Why we remember suffragette Minnie Turner

As seen on Brighton and Hove News by Jean Calder


November is the month of remembrance. Last week we remembered the horrors of Kristallnacht and World War. This week our city will commemorate the suffragettes and suffragists, who in 1918 won the right to Vote for 8.4 million women – in many cases sacrificing their livelihoods, their health and in some cases their lives.

This Saturday, Brighton Museum will open its first suffrage display. On Saturday evening St George’s Church in Kemp Town will host a concert “Vote 100: Celebrating Women Composers”.

Then on Sunday at 2pm, well-known local suffragette Minnie Turner will be commemorated by the unveiling of a plaque at 13 Victoria Road, Brighton, formerly the Sea View boarding house, and her home from about 1910.

Juliet Smith, the Deputy Lieutenant of East Sussex, and the Mayor of Brighton and Hove Councillor Dee Simson will be present. The address will be given by historian Professor Carol Dyhouse, of Sussex University.

The plaque was proposed by the Brighton and Hove Women’s History Group (WHG), which is campaigning for recognition for local suffragists and suffragettes. It will be the first plaque of its kind in Brighton and is funded by Brighton and Hove City Council.

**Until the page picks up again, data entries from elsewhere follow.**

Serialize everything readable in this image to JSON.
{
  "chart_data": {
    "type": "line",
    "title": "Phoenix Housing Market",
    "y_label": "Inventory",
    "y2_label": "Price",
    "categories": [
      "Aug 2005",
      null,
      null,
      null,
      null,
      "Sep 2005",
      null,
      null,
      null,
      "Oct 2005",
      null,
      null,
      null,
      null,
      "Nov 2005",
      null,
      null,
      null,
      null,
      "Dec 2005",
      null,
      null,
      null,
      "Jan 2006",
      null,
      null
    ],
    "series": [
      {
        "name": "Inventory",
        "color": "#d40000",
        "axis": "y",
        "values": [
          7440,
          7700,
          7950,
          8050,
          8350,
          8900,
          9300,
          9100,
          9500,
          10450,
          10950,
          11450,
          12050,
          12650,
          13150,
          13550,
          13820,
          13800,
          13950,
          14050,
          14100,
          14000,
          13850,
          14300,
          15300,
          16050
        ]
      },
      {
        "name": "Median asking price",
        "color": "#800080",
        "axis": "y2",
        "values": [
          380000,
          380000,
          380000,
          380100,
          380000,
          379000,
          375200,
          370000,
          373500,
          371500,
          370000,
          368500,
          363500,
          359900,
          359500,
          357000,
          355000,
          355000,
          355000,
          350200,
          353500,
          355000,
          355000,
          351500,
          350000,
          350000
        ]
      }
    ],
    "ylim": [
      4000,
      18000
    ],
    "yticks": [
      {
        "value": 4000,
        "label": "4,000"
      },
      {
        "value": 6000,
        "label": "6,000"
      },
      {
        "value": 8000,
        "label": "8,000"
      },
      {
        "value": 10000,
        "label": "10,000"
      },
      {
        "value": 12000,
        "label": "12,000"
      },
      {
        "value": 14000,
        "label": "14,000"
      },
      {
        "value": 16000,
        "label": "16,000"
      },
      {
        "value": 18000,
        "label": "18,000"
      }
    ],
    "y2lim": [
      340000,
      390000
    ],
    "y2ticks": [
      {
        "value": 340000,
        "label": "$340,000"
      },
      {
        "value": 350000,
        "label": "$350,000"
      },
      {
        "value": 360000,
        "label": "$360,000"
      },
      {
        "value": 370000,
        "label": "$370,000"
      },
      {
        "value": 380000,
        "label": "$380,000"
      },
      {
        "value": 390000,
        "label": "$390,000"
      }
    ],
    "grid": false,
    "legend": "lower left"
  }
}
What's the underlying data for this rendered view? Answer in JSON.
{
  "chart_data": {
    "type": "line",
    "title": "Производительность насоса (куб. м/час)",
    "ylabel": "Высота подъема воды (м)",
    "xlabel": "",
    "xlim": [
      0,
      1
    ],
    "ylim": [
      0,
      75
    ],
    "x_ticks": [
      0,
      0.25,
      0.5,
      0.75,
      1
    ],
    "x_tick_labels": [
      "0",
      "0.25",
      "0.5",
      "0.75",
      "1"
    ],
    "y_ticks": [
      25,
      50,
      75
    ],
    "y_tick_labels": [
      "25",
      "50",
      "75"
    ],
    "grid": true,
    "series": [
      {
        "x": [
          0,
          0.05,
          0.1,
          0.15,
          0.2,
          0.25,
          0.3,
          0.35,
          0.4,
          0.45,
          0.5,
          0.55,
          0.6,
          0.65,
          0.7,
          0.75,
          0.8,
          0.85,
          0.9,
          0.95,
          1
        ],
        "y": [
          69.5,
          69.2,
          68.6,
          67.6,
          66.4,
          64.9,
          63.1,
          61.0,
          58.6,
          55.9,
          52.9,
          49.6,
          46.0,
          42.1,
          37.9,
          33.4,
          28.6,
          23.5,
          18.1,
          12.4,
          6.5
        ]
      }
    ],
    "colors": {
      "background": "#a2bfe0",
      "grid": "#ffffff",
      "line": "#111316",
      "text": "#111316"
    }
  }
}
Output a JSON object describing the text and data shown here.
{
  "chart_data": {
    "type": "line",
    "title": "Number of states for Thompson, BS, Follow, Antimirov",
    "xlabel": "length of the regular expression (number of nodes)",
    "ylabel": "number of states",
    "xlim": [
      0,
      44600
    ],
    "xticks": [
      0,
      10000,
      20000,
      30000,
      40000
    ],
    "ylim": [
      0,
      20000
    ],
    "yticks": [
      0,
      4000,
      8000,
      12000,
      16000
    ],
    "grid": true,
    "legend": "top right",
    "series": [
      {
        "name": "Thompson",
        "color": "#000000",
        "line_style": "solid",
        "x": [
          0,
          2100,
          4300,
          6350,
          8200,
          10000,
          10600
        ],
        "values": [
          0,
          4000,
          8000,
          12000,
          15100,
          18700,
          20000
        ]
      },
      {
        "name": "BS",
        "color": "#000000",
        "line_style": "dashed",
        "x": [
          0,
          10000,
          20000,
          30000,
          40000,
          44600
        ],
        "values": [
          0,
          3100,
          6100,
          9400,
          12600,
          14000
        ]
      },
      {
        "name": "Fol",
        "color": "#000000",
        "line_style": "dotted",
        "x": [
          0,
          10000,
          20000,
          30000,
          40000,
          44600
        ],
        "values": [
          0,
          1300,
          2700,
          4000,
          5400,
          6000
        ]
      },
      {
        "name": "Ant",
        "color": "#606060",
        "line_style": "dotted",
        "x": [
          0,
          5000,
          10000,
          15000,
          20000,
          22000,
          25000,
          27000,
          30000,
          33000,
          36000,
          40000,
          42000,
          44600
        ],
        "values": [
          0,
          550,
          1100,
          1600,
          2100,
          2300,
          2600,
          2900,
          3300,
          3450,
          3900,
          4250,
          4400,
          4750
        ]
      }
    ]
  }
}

The WHG proposed this date for the unveiling to commemorate the notorious events of Black Friday on 18 November 1910, when suffragettes were subjected to six hours of brutal beating and sexual assault outside Parliament.

Minnie Turner was born on 6 May 1866 in London, later moving to Preston Street in Brighton. A woman of limited means, she became a successful small business woman and activist.

She was honorary secretary of a branch of the Brighton Women’s Liberal Association and a member of the National Union of Women’s Suffrage Societies (NUWSS).

However, in 1908, frustrated at the government’s refusal to grant women the vote, she joined the militant Women’s Social and Political Union (WSPU).

Minnie ran her boarding house as both holiday destination and refuge for suffragettes recovering from imprisonment, hunger strikes and forcible feeding, advertising in suffragette newspapers, where she offered rest cures, home-made bread and “meals served in the garden”.

She kept a suffrage lending library, which was available to guests and local members of the WSPU. Sea View became a hub for the suffrage movement in the south east of England.

Minnie recalled with pride that “more of our leaders, speakers, Cat and Mouse prisoners etc. have stayed with me than in any other home”.

Guests included Emmeline and Christabel Pankhurst, Annie Kenney, Flora Drummond, Mary Naylor, Ada Wright, Lady Constance Lytton, Emmeline Pethick-Lawrence, Vera Wentworth and Emily Wilding Davison who in July 1912, came to recuperate after a terrible period of imprisonment.

Emmeline Pankhurst’s sister Mary Clarke lived at Sea View while working as Brighton’s WSPU organiser and in late November 1910 she and Minnie were arrested outside the House of Commons. They were protesting about police violence at the Black Friday march, which they had both attended.

Minnie was freed but Mary was imprisoned. Mary died of a brain haemorrhage on Christmas Day 1910 – two days after her release from prison – almost certainly due to violence and forcible feeding.

There is no record of Minnie’s response to this tragic loss but her commitment remained undiminished.

In 1911 she was imprisoned for breaking a Home Office window. When hostile local men broke Sea View’s windows in 1913, she hoisted a sign saying Male Logic.

She was a member of the Tax Resistance League (TRL), members of which refused to pay taxes when they could not vote. In May 1912 her goods were seized and sold at auction in lieu of tax. A devout Christian, she regularly attended the Clifton Hill Congregational Church.

After the war, she was elected to the Brighton Board of Guardians and died in 1948. She never married or had children but was a beloved aunt to the next generation of her family. In 1910, she stated that the years since she joined the WSPU had been the happiest of her life.

Two more suffrage campaigners will be honoured by plaques next year – the actress and writer Elizabeth Robins and trade unionist and social campaigner Clementina Black. A fourth plaque will mark a site nearby the former offices of the WSPU.

At the same time, campaigning will begin in earnest for a statue for Minnie Turner’s lodger Mary Clarke, who was the first suffragette to die.

On Thursday 22 November, 100 years after the passing of the Parliament (Qualification of Women) Act (1918), an appeal will be launched to erect the statue.

Members of the WHG and the Mary Clarke Statue Appeal will be present on Thursday 22 November and Friday 23 November in the lobby of the Jubilee Library, Brighton, ready to answer questions and request pledges of support.